The intelligence gap in private markets is real. The tools to close it are available. The question for practitioners is where to start building.
Sources Referenced
• Alternative Credit Council, Financing the Economy 2025
• McKinsey Global Private Markets Report 2026
• BlackRock 2026 Private Markets Outlook
• Moody's, Private Credit Outlook, January 2026
• Deloitte Private, Digital Transformation of Family Office Operations, 2024
• RBC and Campden Wealth, North America Family Office Report 2025
• JPMorgan Private Bank, 2026 Global Family Office Report
• IQ-EQ, Global Private Markets Predictions for 2026
• PwC, Family Wealth Report Family Office Investment Summit 2025
• Simple, Family Office Software and Technology Report 2025
• Preqin, Private Markets in 2030
FAQs
What is the biggest operational challenge for private equity fund managers today?
LP reporting is consistently cited as the most time-consuming operational burden. A typical quarterly reporting cycle for a mid-market fund with 80 limited partners involves manual data extraction from fund administrator statements, formatting, commentary, and individual distribution — a process that can take two to four weeks and still delivers information that is eight to twelve weeks old by the time it reaches investors. The core problem is fragmented data: deal information, investor relationships, and documents sit in separate systems with no shared data layer.
How are family offices using AI in their operations in 2025?
According to the RBC and Campden Wealth North America Family Office Report 2025, three times more North American family offices are leveraging AI to improve operations in 2025 compared to 2024. The most commonly cited applications are automated investment reporting, research summarisation, and data consolidation — operational tasks rather than investment decision-making.

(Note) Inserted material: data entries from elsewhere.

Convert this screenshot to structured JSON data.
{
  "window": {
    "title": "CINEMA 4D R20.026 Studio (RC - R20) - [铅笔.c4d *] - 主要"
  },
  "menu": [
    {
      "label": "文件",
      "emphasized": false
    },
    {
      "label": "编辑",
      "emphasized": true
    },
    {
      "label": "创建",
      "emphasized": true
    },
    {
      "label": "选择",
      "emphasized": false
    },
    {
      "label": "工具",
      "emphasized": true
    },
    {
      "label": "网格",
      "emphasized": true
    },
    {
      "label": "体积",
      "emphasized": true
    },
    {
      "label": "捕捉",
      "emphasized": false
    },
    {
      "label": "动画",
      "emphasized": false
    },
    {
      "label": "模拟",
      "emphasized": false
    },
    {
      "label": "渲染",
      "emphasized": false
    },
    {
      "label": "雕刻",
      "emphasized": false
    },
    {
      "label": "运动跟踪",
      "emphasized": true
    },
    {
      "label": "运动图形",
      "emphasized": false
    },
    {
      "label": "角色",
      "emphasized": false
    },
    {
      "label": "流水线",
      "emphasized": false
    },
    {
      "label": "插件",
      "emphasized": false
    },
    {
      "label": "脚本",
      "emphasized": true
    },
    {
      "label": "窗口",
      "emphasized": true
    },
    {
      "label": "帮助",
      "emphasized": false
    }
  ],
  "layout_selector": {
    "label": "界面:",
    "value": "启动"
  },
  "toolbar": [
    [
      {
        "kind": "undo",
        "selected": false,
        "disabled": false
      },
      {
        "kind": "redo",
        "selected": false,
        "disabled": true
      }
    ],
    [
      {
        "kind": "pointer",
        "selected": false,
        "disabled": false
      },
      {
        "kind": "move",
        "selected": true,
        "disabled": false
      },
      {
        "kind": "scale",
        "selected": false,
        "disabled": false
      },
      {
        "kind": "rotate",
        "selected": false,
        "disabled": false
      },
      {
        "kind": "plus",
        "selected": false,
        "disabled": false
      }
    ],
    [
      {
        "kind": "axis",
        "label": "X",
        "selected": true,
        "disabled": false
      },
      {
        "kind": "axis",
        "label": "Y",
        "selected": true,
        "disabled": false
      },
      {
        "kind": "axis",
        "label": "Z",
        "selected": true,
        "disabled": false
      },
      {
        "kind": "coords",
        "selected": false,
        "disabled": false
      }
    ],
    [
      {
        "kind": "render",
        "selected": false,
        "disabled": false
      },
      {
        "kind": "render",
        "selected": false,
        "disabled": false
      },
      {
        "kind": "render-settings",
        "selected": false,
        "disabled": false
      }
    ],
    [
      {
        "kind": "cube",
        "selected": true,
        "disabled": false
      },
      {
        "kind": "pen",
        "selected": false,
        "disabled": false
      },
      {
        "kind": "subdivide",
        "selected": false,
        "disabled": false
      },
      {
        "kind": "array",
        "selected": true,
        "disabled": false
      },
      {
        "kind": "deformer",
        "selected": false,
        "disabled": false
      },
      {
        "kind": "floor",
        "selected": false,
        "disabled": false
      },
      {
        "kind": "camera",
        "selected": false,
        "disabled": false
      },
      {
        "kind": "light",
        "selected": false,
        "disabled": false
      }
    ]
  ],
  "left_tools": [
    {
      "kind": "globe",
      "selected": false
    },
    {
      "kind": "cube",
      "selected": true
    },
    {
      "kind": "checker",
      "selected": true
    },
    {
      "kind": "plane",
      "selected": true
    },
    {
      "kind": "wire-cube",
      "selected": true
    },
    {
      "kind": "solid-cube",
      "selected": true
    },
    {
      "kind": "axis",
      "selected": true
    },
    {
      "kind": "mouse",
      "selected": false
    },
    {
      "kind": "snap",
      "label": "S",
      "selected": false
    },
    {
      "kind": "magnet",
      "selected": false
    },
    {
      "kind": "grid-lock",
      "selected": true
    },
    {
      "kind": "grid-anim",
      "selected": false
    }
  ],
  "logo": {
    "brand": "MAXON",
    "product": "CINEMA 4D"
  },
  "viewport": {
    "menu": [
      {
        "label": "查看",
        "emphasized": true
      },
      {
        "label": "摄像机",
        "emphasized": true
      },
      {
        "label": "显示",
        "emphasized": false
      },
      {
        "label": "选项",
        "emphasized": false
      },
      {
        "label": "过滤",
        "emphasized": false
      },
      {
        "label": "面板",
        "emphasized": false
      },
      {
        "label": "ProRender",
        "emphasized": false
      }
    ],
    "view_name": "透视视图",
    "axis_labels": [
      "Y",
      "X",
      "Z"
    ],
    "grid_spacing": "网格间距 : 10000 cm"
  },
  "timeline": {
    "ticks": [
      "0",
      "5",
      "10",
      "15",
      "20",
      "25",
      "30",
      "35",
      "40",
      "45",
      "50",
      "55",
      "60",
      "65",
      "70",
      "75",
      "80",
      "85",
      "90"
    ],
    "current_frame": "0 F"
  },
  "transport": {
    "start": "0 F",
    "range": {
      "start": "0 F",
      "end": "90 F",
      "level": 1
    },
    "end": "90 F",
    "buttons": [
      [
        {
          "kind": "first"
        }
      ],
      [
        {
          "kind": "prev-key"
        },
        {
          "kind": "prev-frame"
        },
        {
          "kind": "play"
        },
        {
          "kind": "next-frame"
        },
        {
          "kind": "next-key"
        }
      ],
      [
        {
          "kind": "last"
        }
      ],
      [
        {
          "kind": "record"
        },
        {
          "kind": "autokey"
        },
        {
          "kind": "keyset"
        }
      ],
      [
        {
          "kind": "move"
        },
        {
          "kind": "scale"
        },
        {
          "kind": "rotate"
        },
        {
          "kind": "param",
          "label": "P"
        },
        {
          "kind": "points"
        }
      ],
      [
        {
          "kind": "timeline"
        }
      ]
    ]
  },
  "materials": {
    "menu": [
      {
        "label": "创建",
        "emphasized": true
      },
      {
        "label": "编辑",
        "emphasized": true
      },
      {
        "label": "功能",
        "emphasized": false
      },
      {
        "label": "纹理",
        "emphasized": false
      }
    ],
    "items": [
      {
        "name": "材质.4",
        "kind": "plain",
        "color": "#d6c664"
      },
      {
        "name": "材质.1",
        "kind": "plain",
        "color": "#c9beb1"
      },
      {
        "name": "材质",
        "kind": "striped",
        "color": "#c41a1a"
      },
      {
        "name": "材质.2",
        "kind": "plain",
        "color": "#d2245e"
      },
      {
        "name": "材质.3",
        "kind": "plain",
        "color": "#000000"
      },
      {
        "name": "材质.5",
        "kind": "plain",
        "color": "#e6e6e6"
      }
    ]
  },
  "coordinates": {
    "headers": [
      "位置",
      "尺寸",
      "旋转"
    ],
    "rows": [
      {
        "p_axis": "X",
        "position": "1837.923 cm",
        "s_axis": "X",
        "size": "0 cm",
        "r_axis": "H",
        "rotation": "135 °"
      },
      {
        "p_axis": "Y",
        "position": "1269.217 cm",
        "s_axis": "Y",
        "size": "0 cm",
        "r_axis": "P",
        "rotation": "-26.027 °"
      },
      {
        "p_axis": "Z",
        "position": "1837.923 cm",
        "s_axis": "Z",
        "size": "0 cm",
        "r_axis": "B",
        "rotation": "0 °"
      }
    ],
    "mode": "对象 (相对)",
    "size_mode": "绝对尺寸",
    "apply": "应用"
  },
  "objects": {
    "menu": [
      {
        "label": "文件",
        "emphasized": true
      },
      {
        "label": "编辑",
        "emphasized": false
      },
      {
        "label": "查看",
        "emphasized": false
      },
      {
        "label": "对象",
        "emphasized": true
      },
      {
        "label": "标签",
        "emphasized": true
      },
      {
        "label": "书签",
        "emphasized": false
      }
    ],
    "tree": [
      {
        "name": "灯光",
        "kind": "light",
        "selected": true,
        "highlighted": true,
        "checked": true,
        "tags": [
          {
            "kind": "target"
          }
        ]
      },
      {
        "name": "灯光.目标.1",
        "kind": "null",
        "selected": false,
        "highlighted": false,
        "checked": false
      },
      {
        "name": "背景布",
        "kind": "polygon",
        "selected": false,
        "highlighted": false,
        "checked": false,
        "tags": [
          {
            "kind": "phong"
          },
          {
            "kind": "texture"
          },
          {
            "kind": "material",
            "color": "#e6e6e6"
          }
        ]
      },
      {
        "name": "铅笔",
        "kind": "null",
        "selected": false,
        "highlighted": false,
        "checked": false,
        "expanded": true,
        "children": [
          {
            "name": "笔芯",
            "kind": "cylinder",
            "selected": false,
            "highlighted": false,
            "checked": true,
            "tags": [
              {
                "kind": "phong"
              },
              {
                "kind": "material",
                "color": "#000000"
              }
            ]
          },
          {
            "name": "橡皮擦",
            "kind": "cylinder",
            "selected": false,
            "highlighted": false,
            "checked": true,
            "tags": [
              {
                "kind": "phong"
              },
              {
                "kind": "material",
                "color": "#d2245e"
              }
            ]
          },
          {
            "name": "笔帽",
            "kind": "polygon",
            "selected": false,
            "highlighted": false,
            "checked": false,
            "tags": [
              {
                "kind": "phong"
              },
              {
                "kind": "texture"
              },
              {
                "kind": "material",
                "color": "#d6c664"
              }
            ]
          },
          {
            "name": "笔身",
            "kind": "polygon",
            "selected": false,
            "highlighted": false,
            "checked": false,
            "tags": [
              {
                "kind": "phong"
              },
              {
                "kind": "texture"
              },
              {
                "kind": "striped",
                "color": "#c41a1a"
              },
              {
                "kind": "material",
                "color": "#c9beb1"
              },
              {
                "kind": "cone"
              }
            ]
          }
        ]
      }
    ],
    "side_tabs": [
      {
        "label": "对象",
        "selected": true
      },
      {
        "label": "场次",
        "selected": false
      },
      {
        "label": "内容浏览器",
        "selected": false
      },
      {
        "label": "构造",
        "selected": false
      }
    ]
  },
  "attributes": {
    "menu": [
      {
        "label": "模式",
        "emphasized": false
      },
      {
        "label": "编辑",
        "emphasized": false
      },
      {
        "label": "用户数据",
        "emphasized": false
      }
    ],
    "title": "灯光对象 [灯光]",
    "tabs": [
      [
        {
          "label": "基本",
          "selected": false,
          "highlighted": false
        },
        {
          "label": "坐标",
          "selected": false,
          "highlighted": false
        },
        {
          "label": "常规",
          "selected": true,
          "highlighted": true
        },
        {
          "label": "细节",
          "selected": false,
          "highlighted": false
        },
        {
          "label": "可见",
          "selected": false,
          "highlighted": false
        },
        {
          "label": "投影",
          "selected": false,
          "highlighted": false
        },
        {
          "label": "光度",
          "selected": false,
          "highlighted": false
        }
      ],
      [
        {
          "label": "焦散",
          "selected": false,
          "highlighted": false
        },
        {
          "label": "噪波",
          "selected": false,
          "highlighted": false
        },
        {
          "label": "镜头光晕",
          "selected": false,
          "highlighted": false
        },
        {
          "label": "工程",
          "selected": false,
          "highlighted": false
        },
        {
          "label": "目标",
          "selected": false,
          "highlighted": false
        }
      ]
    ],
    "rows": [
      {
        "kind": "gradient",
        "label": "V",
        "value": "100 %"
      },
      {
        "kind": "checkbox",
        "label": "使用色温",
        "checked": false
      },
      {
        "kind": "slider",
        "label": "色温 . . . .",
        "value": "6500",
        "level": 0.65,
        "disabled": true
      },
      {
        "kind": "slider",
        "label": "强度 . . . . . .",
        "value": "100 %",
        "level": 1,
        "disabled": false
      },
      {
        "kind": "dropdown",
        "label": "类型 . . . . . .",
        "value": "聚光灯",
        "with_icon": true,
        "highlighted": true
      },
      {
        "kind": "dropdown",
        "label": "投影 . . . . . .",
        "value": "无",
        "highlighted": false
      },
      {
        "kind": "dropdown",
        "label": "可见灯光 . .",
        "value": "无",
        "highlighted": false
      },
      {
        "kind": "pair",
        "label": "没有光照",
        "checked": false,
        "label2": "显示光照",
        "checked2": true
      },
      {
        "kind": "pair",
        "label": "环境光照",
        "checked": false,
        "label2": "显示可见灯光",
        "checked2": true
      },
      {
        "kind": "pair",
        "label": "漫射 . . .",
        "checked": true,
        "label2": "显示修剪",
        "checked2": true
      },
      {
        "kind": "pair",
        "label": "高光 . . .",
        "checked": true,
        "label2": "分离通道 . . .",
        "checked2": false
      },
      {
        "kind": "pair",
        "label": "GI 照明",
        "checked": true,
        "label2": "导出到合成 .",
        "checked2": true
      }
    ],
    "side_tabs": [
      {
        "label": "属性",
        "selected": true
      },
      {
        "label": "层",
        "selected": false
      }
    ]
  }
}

The same report found that 69% of family offices have now adopted automated investment reporting systems, up from 46% the prior year.
What does a private markets platform do for fund managers and wealth managers?
A private markets platform consolidates deal management, investor CRM, virtual data room, fundraising campaigns, and investor reporting into a single connected system. Rather than managing separate tools for each function — and manually transferring data between them — fund managers and wealth managers work from one environment where all information is shared. This enables AI to surface insights across the full picture: which investors are most engaged, which deals are progressing, which LP relationships need attention, and when reporting cycles are due.
Why is connected data infrastructure important for AI in private markets?
AI produces useful output in proportion to the quality and connectivity of the data it can access. In public markets, decades of standardised infrastructure means AI can draw on prices, filings, news, and portfolio data simultaneously. In private markets, data is typically fragmented across multiple systems. AI applied to a single data source — a CRM, or a standalone VDR — produces limited insight. AI applied to a connected platform — where deal data, investor behaviour, documents, and communications share a common layer — can surface intelligence that meaningfully changes how professionals work. The infrastructure decision is therefore more consequential than the AI tool selection.
What should fund managers look for in a private markets reporting platform?
The most important criteria are connectivity, ease of implementation, and investor experience. Connectivity means the reporting module shares data with deal management and investor CRM — so reports draw on live portfolio data rather than requiring manual re-entry. Ease of implementation means the platform works with existing back office and administrator outputs rather than requiring migration of historical data or replacement of existing systems. Investor experience means the LP-facing dashboard is professional, mobile-accessible, and clear enough that investors can understand their portfolio position without assistance.